Wagner had the choice of the bed or the chair to sit on. There was no reconciliation of the two leaders and afterward Bourassa told me the story privately, but such stories never came out from him publicly. He was a private person and respected the privacy even of opponents like Wagner.
Trudeau once described Bourassa as “un mangeur de hot dogs”. It is true Bourassa would eat five hot dogs for lunch on the top of the bunker like a ravenous schoolboy, but in the evening he dined with staff colleagues and friends at about 11:00 p.m. in the Café d’Europe, which had one of the finest cuisines and wines in Quebec City. He was also a very generous host.
Bourassa had little wealth of his own and had actually been born in a small flat in his working class, Montreal East end riding. Under pressure from the Opposition and the press, we had decided to have all ministers declare their assets in detail and to put the assets of a certain value in trust, in order to avoid any conflict of interest. We were the first government in Canada, either provincial or federal, to adopt such a law and Peter Lougheed, the Premier of Alberta, telephoned me to complain. I had known Peter in the practice of law and he said, “Bill, can’t you get Bourassa to water it down?” But Bourassa went ahead anyway. One minister owned a shopping centre and others had large accumulations of stocks and bonds, but Bourassa was under the limit even to declare, to the amazement and dismay of the Parti Québécois.
Bourassa had great political sense, but he could be wrong like all of us. We brought down the language law – Bill 22 – in 1974 and it was intended to promote bilingualism, having adopted my formula for companies and consumer contracts in general terms, throughout the bill. At about 11:30 in the evening of the day we deposited the bill in the house, I met Bourassa walking in the garden of the National Assembly. I was troubled by the fact that we had put both language and education in the same bill. The 11:00 p.m. TV News had been terribly critical and both the anglophones and the Parti Québécois were against us, but Bourassa was ecstatic. He said: “Bill, vous voyez, nous avons les deux côtés contre nous. Nous allons passer entre les deux.” But we did not pass through the middle. We were squashed like ham in a ham sandwich in the next election and principally on this issue.
Bill 22 promoted bilingualism, but it was hated by the Parti Québécois because it was a rational compromise of the two confrontational language groups in Quebec, and it was also misunderstood by the Anglo Quebec population. Even the education provisions were more generous to allophones than the education provisions of Trudeau’s Charter of Rights of 1982. But to this day, it is difficult to convince the public of its appropriateness.

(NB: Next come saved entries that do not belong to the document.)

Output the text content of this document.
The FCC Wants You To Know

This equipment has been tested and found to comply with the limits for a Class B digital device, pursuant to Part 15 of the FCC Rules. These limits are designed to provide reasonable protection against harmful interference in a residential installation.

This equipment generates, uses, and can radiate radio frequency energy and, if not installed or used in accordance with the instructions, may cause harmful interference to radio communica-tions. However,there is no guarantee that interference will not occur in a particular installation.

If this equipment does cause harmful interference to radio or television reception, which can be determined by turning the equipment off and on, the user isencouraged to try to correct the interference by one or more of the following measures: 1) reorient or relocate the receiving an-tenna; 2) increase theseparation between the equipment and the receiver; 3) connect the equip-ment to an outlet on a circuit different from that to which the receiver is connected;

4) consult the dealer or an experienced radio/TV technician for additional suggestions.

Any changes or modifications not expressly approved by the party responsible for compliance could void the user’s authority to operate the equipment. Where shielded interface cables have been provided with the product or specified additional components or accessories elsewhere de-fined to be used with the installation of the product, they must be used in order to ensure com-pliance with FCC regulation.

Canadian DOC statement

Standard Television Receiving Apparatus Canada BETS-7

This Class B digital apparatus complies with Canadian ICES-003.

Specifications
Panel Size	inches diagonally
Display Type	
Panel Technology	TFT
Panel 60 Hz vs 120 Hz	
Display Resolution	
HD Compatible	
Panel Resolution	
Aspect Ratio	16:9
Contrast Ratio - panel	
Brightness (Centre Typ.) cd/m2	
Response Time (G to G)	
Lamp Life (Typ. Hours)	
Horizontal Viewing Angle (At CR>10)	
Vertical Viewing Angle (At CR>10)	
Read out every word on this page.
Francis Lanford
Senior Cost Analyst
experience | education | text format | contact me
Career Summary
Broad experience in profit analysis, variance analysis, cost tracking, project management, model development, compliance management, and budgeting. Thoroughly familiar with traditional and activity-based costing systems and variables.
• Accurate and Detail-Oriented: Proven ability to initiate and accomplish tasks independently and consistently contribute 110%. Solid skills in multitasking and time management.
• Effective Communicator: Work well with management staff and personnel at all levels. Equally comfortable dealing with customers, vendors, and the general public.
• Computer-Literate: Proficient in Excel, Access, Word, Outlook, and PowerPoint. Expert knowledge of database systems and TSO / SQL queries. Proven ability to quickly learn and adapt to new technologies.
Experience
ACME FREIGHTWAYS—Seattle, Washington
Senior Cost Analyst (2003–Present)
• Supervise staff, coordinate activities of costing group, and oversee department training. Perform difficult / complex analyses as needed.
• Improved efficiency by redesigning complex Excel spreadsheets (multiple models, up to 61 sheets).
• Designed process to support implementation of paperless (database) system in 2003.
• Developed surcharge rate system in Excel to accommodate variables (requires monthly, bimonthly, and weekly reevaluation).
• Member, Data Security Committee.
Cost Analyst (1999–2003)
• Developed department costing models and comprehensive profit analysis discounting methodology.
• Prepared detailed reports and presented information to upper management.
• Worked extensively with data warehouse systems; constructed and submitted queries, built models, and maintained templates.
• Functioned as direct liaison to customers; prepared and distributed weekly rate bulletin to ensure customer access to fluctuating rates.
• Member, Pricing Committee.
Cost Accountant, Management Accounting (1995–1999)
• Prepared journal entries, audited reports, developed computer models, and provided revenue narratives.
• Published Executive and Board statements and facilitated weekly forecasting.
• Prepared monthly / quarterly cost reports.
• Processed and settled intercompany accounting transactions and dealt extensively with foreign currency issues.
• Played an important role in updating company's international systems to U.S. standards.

Despite the language debate, which divided the riding of NDG, my sticking to my position was appreciated, so that in three elections I never lost a poll and never got less than 80% of the vote. More than 80% of the electorate voted and on one occasion 89% voted and I got 87% of that vote. Mind you NDG at that time was solidly Liberal. The riding was lost in 1989 by the Liberals when the Liberal candidate vacillated. Vacillation is not appreciated in politics and was not appreciated by either side in NDG.
Politics was fun and I particularly liked meeting the public and voters at church bazaars, pee-wee hockey games and in their homes on anniversaries. It was here one really got the pulse of the public. One Saturday afternoon, I was visiting a couple (I’ll give them the name of Mr. and Mrs. Michael O’Reilly) who were celebrating their 60th wedding anniversary. I rang the doorbell and when Mrs. O’ Reilly saw me, she shouted down the hall, “It’s Alderman Tetley from Ottawa.” (You can appreciate my recognition coefficient from this.) Then she said to me, “Michael’s very difficult, he hasn’t got up yet. He’s always been difficult.” This on their 60th.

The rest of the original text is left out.